The most promising solution to this problem is to bounce a laser beacon off a known layer of the atmosphere and back to the telescope. In principle, this opens the entire sky to AO-corrected viewing. Laser guide stars have been demonstrated at several locations, including Starfire and the Lick Observatory in California.

But operational laser AO systems have been “desperately difficult” to develop, admits astronomer Jerry Nelson of the University of California at Santa Cruz. Nelson is the designer of the Keck Telescope and director of a new Centre for Adaptive Optics, which last month received a $20 million grant from the National Science Foundation.

Keck has struggled with its laser system, which Shelton says is “researchy and cranky”. It will not begin routine observation until next year. The Gemini project expects to solicit proposals for its system next month.

Delivering the goods

The other main drawback of adaptive optics is that it corrects for only a tiny area of sky at a time. One proposed solution is ‘atmospheric tomography’, which would characterize the turbulence in different layers of the atmosphere all at once, then combine the results and use several deformable mirrors to apply the correction.

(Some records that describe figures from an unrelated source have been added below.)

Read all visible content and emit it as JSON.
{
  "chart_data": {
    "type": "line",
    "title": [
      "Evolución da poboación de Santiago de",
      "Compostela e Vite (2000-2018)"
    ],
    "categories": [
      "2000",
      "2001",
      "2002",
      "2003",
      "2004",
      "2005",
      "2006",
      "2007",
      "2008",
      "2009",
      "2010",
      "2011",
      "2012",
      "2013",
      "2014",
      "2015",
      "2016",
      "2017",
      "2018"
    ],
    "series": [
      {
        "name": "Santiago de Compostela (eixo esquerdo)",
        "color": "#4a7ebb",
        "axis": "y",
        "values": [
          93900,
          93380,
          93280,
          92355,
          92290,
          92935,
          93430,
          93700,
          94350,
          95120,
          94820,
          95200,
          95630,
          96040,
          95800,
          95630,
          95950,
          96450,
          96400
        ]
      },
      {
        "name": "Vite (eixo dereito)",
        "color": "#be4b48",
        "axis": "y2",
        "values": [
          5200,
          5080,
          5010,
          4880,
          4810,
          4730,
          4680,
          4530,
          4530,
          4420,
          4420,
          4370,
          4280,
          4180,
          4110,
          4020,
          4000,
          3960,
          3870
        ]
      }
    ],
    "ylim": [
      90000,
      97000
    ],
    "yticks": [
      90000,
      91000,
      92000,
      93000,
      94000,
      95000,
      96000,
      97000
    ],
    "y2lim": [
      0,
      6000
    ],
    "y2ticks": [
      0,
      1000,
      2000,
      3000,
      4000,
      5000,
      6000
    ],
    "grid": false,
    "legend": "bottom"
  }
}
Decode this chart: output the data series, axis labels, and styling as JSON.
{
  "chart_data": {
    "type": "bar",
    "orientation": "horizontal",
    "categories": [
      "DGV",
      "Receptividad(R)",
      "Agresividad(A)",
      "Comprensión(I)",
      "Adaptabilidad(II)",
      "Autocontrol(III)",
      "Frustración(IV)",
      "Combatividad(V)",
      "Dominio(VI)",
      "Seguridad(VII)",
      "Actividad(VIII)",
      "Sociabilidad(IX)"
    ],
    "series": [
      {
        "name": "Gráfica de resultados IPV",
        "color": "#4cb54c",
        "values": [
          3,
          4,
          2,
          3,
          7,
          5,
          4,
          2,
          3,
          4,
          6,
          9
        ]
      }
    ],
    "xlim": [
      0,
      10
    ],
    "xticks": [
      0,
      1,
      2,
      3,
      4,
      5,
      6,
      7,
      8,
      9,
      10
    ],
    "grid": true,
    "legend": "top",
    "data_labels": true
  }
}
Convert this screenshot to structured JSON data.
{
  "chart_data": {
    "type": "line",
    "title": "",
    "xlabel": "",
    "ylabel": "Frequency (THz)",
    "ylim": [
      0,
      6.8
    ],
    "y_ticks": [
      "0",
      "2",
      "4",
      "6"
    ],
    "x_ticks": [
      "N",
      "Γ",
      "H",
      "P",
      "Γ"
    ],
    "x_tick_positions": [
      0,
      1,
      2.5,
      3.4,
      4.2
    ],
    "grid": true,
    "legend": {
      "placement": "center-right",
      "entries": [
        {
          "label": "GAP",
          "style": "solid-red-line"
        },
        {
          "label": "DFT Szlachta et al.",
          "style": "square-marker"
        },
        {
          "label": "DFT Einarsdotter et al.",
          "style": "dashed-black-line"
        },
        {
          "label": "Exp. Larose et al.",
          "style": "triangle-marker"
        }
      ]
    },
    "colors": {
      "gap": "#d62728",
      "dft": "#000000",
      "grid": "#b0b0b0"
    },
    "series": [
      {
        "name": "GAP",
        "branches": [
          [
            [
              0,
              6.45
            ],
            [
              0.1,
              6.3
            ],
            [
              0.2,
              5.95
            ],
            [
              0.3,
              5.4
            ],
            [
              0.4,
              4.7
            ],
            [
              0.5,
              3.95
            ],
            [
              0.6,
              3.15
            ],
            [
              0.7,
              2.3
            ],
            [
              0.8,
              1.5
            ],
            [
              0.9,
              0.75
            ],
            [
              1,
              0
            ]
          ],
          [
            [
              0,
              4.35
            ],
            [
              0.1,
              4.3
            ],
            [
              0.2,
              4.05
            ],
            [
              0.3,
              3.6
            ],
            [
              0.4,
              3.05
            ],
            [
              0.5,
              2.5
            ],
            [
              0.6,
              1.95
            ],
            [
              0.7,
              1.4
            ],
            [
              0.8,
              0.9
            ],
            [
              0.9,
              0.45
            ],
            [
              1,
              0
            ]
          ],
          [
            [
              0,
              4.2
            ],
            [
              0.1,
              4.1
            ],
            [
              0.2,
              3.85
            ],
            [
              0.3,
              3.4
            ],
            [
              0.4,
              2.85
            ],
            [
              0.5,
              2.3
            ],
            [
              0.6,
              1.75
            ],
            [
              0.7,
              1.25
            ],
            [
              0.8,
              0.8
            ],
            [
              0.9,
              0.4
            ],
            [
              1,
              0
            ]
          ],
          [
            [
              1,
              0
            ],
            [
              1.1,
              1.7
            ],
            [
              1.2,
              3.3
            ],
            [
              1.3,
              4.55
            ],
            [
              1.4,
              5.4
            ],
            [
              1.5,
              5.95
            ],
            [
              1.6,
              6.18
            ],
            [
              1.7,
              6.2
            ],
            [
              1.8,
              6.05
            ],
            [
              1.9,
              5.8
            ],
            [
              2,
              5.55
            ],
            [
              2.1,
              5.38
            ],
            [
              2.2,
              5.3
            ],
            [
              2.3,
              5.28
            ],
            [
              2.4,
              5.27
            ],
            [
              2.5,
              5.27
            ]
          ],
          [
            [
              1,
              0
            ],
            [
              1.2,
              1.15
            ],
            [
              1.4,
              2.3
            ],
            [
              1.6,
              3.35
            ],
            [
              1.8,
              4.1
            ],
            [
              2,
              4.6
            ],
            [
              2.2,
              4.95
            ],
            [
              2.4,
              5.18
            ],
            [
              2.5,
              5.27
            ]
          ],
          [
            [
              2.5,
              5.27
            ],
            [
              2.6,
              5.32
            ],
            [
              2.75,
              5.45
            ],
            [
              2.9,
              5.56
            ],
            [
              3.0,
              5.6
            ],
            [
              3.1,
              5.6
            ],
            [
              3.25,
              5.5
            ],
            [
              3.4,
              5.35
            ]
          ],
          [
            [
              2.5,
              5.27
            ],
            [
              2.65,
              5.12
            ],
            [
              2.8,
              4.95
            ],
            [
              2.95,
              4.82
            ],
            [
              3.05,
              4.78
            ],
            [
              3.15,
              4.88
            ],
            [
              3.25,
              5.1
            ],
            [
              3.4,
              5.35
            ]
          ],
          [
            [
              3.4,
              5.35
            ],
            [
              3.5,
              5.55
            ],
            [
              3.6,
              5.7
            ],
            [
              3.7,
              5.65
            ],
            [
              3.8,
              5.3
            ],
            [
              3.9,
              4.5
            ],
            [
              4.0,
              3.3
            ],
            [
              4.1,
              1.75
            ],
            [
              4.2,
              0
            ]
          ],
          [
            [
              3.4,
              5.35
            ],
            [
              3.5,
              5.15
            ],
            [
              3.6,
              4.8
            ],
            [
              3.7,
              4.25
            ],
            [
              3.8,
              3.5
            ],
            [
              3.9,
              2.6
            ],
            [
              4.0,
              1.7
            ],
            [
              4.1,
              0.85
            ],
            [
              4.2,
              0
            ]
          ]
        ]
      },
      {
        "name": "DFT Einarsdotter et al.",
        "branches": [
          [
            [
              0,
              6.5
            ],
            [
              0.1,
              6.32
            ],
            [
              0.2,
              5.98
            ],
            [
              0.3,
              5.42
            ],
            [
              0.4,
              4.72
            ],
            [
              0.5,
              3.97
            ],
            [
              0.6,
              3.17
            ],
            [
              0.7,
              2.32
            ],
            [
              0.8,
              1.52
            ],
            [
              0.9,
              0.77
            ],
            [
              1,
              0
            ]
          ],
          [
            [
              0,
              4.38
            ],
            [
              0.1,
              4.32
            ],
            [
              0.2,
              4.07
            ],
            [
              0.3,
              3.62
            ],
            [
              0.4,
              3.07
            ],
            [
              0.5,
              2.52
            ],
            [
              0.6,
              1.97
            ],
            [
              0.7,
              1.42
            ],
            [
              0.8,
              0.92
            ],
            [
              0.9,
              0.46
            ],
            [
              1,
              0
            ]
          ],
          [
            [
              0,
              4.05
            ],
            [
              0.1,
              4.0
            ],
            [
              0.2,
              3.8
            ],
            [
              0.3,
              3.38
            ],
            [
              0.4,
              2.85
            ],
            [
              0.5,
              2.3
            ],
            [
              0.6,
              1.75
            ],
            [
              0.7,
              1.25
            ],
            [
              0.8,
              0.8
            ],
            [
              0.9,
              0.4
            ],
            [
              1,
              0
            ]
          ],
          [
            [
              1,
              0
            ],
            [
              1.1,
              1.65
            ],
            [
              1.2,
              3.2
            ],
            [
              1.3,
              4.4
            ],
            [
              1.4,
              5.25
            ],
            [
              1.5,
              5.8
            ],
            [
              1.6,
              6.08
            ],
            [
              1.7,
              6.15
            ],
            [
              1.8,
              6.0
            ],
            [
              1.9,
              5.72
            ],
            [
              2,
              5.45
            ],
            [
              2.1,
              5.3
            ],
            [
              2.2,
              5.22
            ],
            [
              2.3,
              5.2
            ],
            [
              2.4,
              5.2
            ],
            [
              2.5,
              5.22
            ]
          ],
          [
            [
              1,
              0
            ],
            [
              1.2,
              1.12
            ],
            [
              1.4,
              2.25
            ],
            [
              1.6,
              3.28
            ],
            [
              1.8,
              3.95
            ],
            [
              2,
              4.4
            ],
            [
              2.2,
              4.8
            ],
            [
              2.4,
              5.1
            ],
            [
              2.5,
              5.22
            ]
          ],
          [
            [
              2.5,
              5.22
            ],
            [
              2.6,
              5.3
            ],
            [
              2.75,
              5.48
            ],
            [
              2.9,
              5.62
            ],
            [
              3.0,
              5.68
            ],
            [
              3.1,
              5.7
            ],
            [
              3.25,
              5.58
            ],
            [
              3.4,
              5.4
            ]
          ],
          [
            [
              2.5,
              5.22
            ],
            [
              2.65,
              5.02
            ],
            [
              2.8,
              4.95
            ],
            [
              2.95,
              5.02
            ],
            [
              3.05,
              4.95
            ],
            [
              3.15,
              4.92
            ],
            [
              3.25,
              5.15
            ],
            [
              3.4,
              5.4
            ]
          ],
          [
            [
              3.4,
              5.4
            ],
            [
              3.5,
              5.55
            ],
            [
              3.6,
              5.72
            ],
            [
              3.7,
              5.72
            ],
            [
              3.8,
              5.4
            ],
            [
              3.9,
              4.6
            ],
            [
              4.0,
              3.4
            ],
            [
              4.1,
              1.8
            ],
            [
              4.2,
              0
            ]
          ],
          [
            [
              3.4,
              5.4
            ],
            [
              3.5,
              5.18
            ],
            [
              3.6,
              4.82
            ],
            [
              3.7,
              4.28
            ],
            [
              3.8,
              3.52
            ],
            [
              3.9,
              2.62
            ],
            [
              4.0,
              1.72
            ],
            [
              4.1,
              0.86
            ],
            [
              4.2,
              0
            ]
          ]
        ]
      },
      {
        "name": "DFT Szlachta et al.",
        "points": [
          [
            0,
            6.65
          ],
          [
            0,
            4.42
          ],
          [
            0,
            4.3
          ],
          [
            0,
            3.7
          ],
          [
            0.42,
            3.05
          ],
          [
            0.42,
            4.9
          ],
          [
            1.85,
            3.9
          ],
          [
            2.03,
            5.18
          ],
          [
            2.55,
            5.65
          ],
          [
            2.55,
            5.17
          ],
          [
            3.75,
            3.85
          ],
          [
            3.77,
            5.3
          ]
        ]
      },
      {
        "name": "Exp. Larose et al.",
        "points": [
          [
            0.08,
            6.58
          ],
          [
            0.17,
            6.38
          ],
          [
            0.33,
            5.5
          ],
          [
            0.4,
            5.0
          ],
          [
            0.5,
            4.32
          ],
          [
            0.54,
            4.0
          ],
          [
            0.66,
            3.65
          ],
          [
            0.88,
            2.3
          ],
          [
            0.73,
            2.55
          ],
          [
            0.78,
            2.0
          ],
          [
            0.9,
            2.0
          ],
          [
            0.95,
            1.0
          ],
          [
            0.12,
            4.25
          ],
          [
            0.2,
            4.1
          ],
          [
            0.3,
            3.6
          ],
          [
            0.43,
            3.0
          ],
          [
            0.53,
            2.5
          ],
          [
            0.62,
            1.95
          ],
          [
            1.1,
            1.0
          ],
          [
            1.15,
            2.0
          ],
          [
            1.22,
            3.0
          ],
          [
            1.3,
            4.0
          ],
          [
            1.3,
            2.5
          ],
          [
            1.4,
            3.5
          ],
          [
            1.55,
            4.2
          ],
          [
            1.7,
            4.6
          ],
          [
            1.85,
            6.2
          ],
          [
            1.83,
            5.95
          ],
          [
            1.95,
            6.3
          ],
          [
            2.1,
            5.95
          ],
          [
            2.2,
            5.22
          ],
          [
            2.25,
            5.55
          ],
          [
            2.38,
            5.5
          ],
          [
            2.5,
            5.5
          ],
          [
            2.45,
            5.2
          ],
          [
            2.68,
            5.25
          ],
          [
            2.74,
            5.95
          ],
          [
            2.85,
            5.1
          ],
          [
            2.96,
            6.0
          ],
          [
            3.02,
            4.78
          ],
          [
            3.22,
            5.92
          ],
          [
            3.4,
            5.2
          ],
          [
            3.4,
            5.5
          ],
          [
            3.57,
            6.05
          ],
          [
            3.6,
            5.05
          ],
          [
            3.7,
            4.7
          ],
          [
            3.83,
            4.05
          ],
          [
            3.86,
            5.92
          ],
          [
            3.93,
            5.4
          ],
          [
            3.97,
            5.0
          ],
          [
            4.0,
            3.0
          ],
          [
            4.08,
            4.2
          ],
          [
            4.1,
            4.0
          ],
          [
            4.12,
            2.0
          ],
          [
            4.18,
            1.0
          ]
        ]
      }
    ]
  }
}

In theory, this could produce diffraction-limited observation for patches of sky as much as two arcminutes wide, compared with a few arcseconds for current AO systems. But the technique is even further in the future than reliable laser guide star systems.

The CFHT system can be operated by the observer, but more complex systems under development at Keck and elsewhere require at least two technicians. Most astronomers say the technology will not be considered truly operational until fewer people are needed to operate it.

But advocates of adaptive optics believe the systems are on the threshold of general acceptance. “It's been very, very challenging,” says Nelson, but AO is about to emerge from being a “technological tour de force into a real scientific tool”.

The new centre at Santa Cruz, involving 27 partner institutions, will carry that message to astronomers, familiarize them with the technology, and develop a general set of instruments and software tools for producing and analysing the resulting data.

Meanwhile, the cost of adaptive optics systems is coming down. One small Hawaii-based company, Laplacian Optics, reportedly has more than a dozen orders for complete, operational curvature-sensing systems of the kind being used on Gemini North. The price is just $300,000 plus installation.